Bargmann conducts her research on the transparent, one-millimeter-long worm C. elegans. “I study the brain of a worm instead of the brain of a human for the same reason that you would study a Volkswagen Beetle before you investigate a Boeing 777,” says Bargmann. There are only 302 neurons in the worm’s entire nervous system; mammals have billions.
And, strange as it sounds, humans and worms engage in many of the same basic survival behaviors. Like us, they use sensory input to perceive and remember their environment as they forage for food and avoid predators. “Insights that scientists learn from the worm allow us to target our questions to understanding the human brain in a much more precise and intelligent way,” Bargmann explains.
Because worms are both deaf and blind, Bargmann focuses on their keen sense of smell. Worms can differentiate between thousands of different compounds based on their odor and can even distinguish between two different scents to which they are exposed simultaneously.“We’re trying to understand the logic that allows the worm to ignore a pervasive odor and pay attention to one that is coming from a specific source, which might be informative or might predict food,” Bargmann says.
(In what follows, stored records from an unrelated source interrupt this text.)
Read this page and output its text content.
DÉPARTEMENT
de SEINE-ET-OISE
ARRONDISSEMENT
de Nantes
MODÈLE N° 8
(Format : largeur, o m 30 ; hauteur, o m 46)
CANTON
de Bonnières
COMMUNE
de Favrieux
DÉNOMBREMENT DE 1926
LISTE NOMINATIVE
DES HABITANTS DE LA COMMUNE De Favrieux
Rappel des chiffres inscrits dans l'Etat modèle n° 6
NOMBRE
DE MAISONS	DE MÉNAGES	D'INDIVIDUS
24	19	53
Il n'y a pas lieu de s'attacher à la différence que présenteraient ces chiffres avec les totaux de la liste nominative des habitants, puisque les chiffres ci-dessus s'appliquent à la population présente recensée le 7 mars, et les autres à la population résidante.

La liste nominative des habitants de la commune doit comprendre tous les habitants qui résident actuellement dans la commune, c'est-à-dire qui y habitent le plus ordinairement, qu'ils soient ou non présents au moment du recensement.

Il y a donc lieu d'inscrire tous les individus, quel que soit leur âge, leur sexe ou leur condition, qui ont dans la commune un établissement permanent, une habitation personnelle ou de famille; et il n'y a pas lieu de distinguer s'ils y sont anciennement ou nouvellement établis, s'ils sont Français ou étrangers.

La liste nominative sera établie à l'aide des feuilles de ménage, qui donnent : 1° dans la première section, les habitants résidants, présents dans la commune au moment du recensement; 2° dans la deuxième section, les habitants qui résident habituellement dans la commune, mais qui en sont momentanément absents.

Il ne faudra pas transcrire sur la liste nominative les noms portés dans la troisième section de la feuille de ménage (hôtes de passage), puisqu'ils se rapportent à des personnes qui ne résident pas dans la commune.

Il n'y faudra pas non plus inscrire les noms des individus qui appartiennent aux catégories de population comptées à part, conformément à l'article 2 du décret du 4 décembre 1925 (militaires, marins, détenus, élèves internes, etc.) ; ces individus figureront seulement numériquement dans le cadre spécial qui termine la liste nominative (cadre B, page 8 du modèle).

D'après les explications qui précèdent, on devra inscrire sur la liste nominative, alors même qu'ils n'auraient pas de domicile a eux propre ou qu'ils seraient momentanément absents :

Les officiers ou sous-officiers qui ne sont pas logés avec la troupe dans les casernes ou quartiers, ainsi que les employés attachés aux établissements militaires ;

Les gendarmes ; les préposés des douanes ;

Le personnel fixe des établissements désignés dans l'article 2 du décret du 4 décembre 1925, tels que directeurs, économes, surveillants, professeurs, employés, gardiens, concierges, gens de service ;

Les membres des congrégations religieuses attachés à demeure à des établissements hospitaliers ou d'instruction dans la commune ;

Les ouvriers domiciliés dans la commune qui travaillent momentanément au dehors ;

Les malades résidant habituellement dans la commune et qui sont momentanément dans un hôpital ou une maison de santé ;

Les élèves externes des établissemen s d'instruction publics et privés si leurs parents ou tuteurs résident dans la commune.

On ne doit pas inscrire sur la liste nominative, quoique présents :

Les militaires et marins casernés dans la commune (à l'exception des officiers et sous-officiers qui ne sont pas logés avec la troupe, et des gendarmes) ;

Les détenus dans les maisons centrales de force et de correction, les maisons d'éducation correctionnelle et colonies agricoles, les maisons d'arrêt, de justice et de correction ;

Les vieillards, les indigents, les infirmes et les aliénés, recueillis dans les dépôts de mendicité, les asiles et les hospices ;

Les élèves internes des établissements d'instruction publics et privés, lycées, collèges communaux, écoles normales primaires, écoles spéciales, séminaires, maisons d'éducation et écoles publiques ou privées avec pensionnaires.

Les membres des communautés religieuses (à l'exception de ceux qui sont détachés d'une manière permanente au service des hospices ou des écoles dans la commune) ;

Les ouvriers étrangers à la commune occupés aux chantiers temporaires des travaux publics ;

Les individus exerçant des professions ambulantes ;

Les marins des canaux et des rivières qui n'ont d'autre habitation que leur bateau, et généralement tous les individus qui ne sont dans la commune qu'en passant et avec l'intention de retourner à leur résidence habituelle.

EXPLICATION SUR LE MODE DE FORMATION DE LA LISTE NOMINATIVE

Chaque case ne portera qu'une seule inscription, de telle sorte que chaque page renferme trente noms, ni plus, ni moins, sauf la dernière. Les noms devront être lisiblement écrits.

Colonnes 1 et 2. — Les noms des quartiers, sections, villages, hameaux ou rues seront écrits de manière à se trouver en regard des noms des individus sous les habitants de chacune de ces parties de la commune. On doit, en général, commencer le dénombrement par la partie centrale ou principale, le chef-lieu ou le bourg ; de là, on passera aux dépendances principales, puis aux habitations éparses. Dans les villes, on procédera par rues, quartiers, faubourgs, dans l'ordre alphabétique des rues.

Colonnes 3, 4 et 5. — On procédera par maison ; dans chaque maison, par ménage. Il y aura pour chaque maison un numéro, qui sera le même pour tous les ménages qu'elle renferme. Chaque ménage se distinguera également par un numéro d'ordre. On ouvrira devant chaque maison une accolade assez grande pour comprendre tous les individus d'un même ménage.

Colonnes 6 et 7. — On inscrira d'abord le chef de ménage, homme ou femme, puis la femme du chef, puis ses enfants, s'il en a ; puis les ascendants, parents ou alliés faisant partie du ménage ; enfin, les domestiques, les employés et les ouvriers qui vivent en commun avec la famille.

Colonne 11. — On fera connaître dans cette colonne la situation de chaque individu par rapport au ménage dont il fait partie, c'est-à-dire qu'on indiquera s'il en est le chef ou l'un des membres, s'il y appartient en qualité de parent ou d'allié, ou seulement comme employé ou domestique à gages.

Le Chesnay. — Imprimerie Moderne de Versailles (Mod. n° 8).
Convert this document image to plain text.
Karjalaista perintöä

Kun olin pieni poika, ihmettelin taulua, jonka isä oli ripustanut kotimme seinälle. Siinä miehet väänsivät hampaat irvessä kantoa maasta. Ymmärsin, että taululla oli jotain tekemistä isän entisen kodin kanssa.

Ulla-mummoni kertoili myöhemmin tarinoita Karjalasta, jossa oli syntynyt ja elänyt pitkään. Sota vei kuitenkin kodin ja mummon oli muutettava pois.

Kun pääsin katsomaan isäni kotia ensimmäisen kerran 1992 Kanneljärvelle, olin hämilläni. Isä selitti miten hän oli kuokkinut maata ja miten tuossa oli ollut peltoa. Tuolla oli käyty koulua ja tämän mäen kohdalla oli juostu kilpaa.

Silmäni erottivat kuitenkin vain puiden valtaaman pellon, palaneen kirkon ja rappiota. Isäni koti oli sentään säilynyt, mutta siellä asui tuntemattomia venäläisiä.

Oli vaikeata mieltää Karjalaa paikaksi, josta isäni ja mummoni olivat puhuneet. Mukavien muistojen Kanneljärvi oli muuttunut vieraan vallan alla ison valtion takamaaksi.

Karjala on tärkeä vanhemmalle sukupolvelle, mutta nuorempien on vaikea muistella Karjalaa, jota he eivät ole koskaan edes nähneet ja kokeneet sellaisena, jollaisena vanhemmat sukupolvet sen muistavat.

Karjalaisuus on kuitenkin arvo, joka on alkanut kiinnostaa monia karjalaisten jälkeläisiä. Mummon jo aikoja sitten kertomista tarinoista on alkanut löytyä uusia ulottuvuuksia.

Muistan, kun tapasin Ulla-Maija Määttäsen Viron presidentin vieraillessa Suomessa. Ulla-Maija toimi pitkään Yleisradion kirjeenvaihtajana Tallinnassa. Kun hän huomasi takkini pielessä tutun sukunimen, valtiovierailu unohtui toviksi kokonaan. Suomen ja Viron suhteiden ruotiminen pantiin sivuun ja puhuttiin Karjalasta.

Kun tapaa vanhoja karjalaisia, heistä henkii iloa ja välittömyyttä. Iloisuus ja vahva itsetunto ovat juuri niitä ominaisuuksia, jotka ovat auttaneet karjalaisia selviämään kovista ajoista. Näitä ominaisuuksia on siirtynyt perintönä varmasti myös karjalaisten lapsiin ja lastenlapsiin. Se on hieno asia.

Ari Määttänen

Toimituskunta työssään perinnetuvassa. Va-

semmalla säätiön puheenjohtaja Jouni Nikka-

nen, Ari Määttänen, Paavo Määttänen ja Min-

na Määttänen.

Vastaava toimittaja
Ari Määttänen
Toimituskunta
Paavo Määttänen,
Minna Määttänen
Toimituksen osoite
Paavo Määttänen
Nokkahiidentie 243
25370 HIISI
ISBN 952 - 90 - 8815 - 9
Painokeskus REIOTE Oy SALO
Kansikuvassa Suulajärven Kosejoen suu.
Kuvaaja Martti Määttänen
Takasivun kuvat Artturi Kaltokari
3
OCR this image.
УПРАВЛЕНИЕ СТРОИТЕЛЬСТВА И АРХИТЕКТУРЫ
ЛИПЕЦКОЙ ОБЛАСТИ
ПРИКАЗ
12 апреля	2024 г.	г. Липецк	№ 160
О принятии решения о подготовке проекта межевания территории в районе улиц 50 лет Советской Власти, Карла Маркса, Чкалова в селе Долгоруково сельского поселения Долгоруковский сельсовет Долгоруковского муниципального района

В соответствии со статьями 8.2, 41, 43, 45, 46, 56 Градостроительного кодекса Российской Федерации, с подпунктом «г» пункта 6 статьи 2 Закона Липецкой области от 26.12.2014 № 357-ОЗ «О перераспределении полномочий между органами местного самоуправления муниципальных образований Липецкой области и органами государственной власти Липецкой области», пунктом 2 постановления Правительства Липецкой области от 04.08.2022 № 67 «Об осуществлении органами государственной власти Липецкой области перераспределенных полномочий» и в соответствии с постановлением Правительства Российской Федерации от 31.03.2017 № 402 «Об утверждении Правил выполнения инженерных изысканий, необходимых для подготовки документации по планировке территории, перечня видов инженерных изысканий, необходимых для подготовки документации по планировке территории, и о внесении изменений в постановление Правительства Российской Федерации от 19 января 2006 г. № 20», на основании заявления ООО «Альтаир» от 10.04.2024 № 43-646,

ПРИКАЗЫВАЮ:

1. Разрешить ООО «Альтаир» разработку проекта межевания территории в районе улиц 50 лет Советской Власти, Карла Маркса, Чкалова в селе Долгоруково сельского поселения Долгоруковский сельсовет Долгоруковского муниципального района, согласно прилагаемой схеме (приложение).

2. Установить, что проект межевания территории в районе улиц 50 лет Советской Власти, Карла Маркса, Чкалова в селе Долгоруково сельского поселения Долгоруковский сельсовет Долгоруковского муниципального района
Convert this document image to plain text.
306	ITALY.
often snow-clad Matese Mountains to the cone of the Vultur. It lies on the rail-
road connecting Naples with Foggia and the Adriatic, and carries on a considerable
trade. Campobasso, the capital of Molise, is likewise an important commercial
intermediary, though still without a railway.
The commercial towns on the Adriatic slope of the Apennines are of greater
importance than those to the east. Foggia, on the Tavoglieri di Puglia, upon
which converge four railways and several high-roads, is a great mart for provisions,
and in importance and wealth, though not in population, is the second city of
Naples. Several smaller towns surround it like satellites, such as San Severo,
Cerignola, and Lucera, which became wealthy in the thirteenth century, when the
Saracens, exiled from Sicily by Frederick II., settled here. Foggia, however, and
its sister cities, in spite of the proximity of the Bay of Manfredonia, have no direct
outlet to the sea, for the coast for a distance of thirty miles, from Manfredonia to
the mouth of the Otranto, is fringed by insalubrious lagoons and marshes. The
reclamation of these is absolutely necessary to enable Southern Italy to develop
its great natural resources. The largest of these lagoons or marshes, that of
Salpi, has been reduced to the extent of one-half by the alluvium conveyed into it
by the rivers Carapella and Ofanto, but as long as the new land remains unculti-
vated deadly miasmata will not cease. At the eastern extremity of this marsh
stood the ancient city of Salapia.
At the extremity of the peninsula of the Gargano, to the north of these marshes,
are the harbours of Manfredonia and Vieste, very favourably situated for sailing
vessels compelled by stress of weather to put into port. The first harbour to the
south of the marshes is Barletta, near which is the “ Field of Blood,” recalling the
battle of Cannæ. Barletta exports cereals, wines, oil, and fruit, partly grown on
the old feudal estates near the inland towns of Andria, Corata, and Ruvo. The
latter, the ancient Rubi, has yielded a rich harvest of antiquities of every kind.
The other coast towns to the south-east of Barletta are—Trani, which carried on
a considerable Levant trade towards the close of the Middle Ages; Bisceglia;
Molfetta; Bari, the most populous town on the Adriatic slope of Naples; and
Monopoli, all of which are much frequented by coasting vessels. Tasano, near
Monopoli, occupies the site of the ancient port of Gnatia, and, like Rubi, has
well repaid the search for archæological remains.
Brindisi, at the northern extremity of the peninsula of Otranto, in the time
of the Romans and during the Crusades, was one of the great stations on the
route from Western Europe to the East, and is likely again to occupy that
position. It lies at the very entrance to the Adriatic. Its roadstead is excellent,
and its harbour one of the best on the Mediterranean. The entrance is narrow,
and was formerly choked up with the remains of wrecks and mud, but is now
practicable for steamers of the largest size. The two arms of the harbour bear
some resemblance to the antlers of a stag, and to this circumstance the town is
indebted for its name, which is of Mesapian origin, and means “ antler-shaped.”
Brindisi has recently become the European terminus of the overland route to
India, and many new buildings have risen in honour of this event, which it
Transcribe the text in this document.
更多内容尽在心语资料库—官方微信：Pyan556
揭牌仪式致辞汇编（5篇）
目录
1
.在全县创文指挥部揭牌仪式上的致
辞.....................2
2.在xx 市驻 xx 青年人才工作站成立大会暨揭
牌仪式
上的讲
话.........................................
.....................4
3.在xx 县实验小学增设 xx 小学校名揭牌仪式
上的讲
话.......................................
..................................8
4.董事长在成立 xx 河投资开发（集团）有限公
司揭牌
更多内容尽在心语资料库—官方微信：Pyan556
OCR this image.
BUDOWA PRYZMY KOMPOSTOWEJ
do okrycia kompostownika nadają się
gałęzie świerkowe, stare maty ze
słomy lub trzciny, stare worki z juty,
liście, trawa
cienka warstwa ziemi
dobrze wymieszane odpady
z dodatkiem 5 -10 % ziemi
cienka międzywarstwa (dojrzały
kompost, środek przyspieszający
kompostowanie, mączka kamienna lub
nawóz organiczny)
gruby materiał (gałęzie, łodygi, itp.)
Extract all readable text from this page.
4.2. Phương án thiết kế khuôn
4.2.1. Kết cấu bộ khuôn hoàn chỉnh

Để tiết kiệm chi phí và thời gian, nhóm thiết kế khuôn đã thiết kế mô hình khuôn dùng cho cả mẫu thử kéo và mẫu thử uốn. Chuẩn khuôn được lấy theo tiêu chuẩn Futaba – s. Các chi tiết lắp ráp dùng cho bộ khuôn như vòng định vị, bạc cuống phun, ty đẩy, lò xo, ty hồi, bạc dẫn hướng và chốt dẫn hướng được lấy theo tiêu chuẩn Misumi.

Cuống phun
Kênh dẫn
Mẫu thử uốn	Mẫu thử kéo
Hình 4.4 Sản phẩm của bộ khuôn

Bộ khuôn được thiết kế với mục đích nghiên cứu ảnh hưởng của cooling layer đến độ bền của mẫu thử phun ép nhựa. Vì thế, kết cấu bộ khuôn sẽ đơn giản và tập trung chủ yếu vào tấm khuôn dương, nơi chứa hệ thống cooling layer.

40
By studying mutant worms that can detect odors but can’t tell them apart, Bargmann was able to pinpoint a gene responsible for odor discrimination — and went on discover that some odors are sensed by two different neurons that have very subtle differences. “Being a little different, these neurons can compare themselves to each other and sense overlapping, but not identical, odors,” Bargmann says.
In other studies, Bargmann has identified a protein that helps control water balance and underlies the sensation of touch (research that was conducted in collaboration with Rockefeller’s Jeffrey Friedman), pinpointed a gene called npr-1 that underlies worms’ tendency to feed in social groups rather than alone, and located guidepost molecules that direct neurons to form connections with each other during early development.
Bargmann is currently professor in the departments of anatomy and of biochemistry and biophysics at the University of California, San Francisco. She is also a member of the American Academy of Arts and Sciences and the National Academy of Sciences.
“Cori Bargmann typifies the Rockefeller scientist,” says Rockefeller University President Paul Nurse. “She is bold and highly original in her thinking and her approach to studying the brain and other components of the nervous system.”